県の恐竜化石調査は、1989年から勝山市北谷町にある約1億2000万年前の地層で進められています。
23日は、2013年から11年間行われてきた第四次発掘調査の成果について、県立恐竜博物館の寺田和雄副館長らが発表しました。
今回の調査では約7万9000点の化石が発掘されました。中には新種のものも見つかり、学名には「フクイ」の名前が取り入れられました。
代表的なものでは▼初期の鳥の仲間である「フクイプテリクス・プリマ」の翼や足などの化石▼後ろ足が長く二足歩行の獣脚類恐竜「ティラノミムス・フクイエンシス」の腸骨や爪などの化石があります。

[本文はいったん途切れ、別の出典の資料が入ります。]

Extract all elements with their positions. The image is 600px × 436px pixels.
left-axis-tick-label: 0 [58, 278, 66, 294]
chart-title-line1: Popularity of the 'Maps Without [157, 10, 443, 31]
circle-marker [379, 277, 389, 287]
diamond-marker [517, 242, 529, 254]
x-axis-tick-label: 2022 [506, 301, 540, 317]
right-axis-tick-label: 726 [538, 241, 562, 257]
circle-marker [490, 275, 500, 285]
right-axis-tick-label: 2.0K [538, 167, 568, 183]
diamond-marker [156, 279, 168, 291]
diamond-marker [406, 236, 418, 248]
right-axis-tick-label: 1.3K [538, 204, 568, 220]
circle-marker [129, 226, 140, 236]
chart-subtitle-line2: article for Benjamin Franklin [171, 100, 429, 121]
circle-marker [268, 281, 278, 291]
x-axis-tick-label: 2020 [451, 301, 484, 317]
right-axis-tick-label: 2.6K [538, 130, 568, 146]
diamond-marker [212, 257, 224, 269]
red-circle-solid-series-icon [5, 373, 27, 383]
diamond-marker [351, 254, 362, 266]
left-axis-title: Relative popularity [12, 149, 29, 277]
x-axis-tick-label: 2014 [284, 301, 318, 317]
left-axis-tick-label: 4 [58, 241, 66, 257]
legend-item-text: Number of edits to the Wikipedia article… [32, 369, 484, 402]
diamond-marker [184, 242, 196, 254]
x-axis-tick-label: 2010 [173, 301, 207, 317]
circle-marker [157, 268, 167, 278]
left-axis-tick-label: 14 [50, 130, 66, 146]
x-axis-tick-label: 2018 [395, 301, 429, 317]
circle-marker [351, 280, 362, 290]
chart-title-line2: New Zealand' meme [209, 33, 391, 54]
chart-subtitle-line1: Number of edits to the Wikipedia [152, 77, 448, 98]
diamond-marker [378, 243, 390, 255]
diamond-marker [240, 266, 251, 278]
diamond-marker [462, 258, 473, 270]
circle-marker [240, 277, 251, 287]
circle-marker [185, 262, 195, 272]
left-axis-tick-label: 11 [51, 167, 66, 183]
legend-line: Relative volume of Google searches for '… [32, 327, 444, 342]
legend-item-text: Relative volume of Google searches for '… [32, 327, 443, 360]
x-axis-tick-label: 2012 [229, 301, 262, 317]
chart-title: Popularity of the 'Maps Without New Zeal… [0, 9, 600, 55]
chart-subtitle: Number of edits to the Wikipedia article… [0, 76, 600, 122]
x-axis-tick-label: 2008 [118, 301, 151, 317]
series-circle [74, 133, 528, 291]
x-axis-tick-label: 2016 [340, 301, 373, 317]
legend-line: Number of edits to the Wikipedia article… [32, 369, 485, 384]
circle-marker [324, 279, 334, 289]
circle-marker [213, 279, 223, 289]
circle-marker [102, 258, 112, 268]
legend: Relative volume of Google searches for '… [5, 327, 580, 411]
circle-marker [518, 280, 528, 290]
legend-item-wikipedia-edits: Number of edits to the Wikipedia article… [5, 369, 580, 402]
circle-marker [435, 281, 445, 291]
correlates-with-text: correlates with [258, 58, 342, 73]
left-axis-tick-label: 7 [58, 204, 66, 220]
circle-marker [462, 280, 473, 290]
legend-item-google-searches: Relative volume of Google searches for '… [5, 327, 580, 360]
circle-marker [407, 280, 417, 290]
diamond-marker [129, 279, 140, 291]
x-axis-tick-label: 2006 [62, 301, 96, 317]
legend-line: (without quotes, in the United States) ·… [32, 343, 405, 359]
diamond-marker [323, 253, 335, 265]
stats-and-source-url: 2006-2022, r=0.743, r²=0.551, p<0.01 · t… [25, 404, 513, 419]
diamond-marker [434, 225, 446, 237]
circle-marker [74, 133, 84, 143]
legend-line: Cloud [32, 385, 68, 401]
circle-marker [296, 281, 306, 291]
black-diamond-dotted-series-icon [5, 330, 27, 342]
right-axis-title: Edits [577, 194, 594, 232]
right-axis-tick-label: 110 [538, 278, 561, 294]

この他、発掘された貝の化石から川に生息していた当時の模様が分かったり、新種の植物の化石が発見されたりと、当時の環境も明らかになりつつあります。
寺田副館長は「スピノサウルス科や鎧竜類の歯も見つかっているが、どういう恐竜だったかとか、学名もまだついていない。他にも名前のついていない動植物がたくさんある。研究していくことによって新種が見つかることが期待される」と話していました。
第四次発掘調査で見つかった化石の一部は、24日から県立恐竜博物館で期間限定で展示されます。
新年度からは第五次発掘調査が始まる予定で、県立大学に去年新設された恐竜学部とも連携して調査を進めていきます。